Weight Loss Tips: Expert’s top five points to follow to achieve your goals
Losing weight is trial and error for many people. Some find success by exercising, while others need to make specific changes in their diet to see results.
But regardless of a person’s needs, they need to make sure they’ve ticked these six boxes as they embark on their weight loss journey.
Muscle Food nutritionist Vic Coppin revealed that there are some key tips people should follow to achieve a successful outcome.
Focus on core values
Setting realistic goals is a must for weight loss or a person can fall off the motivational wagon very quickly.
Vic explained, “We all need to make sure our goals are realistic in terms of our lifestyle: work, stress management, sleep, socializing, etc.
“These are the factors that make up your world outside of your goals, and setting completely unrealistic goals that require you to drastically upend your life or go against your core values is probably highly unsustainable.”
She added: “So think big, sure! But make sure you know the steps and actions you need to take to realistically achieve it.”
READ MORE: Nutrition: Expert warns of common mistakes
Don’t be afraid to lift weights
Weightlifting has long been stigmatized, but that doesn’t mean a person will take on the looks of a professional bodybuilder.
Vic revealed that resistance training is a great way to support the body during a weight loss effort.
“Although there is no ‘best exercise’ for everyone, it’s important to remember that resistance training can be very helpful when we’re experiencing changes in our muscle mass and bone density,” she said.

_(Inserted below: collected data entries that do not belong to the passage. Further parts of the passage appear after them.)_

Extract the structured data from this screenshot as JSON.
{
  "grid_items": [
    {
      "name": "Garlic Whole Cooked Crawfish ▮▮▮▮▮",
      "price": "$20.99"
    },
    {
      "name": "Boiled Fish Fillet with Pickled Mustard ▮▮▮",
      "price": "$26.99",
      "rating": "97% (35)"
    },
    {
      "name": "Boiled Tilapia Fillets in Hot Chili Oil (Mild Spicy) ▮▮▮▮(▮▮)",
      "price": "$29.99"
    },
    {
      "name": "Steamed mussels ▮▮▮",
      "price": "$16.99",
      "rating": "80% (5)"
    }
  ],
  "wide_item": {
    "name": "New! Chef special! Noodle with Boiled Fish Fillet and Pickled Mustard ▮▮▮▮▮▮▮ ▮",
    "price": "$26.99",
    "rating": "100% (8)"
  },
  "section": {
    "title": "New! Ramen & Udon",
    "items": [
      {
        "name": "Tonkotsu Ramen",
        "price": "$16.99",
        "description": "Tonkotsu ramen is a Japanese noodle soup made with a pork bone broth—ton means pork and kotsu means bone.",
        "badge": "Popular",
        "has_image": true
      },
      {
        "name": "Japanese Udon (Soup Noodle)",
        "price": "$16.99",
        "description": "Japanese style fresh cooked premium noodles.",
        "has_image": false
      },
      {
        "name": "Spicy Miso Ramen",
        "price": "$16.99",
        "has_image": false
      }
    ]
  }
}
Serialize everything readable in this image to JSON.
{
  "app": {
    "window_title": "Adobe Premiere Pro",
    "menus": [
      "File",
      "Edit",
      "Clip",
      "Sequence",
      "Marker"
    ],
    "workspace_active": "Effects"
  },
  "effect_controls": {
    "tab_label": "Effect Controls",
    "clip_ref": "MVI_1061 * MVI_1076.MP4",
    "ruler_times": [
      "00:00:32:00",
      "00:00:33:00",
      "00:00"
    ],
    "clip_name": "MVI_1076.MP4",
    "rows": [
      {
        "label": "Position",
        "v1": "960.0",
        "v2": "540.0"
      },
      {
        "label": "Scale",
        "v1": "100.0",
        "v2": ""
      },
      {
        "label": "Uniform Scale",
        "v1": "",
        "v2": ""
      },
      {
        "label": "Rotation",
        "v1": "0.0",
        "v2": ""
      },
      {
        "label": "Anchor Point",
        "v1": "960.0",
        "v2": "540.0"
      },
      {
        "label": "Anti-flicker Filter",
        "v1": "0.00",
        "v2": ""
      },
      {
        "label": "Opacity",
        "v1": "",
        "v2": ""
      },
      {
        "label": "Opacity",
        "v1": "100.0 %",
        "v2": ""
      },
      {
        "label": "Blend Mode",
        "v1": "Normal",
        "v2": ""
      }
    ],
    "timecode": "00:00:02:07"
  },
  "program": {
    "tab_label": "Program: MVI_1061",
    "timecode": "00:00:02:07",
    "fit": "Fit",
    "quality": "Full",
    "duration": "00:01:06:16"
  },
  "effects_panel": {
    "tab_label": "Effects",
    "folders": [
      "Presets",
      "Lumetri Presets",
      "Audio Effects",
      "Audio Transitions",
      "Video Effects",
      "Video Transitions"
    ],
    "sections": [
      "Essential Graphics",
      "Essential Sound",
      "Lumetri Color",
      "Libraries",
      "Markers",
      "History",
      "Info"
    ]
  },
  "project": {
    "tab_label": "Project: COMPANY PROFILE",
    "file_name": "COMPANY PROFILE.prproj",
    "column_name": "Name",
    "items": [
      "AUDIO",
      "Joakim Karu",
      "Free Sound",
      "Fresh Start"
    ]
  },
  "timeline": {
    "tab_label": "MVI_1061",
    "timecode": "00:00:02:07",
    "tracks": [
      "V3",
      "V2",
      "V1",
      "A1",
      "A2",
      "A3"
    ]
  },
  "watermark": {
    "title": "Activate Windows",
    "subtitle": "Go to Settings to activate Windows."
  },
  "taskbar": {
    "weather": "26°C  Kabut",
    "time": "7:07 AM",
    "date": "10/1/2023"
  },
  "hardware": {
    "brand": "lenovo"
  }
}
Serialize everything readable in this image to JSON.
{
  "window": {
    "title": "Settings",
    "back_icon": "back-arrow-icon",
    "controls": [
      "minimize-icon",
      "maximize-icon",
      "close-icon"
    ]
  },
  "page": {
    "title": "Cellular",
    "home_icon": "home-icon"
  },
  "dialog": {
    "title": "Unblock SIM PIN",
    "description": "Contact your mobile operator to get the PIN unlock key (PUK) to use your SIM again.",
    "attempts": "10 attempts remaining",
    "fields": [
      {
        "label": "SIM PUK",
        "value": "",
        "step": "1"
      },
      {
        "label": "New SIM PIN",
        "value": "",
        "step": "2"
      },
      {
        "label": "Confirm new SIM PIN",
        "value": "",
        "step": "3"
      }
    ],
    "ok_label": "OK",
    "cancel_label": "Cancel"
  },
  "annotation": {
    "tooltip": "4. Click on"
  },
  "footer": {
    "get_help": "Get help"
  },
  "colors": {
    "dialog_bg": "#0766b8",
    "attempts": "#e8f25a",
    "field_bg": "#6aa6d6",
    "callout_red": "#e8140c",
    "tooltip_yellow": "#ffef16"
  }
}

“By preserving muscle and bone density, we reduce the risk of falls and injuries, and generally set ourselves up to stay stronger for longer.”
A nutritionally balanced diet is a very important part of a healthy lifestyle.
Vic revealed that spending time cultivating mindful eating techniques “has a positive impact on other areas of our lives, too.”
“Spending more time eating without distractions, paying more attention to what we eat, and our hunger and satiety levels are great skills that prepare us for better relationships with food and with food,” she said.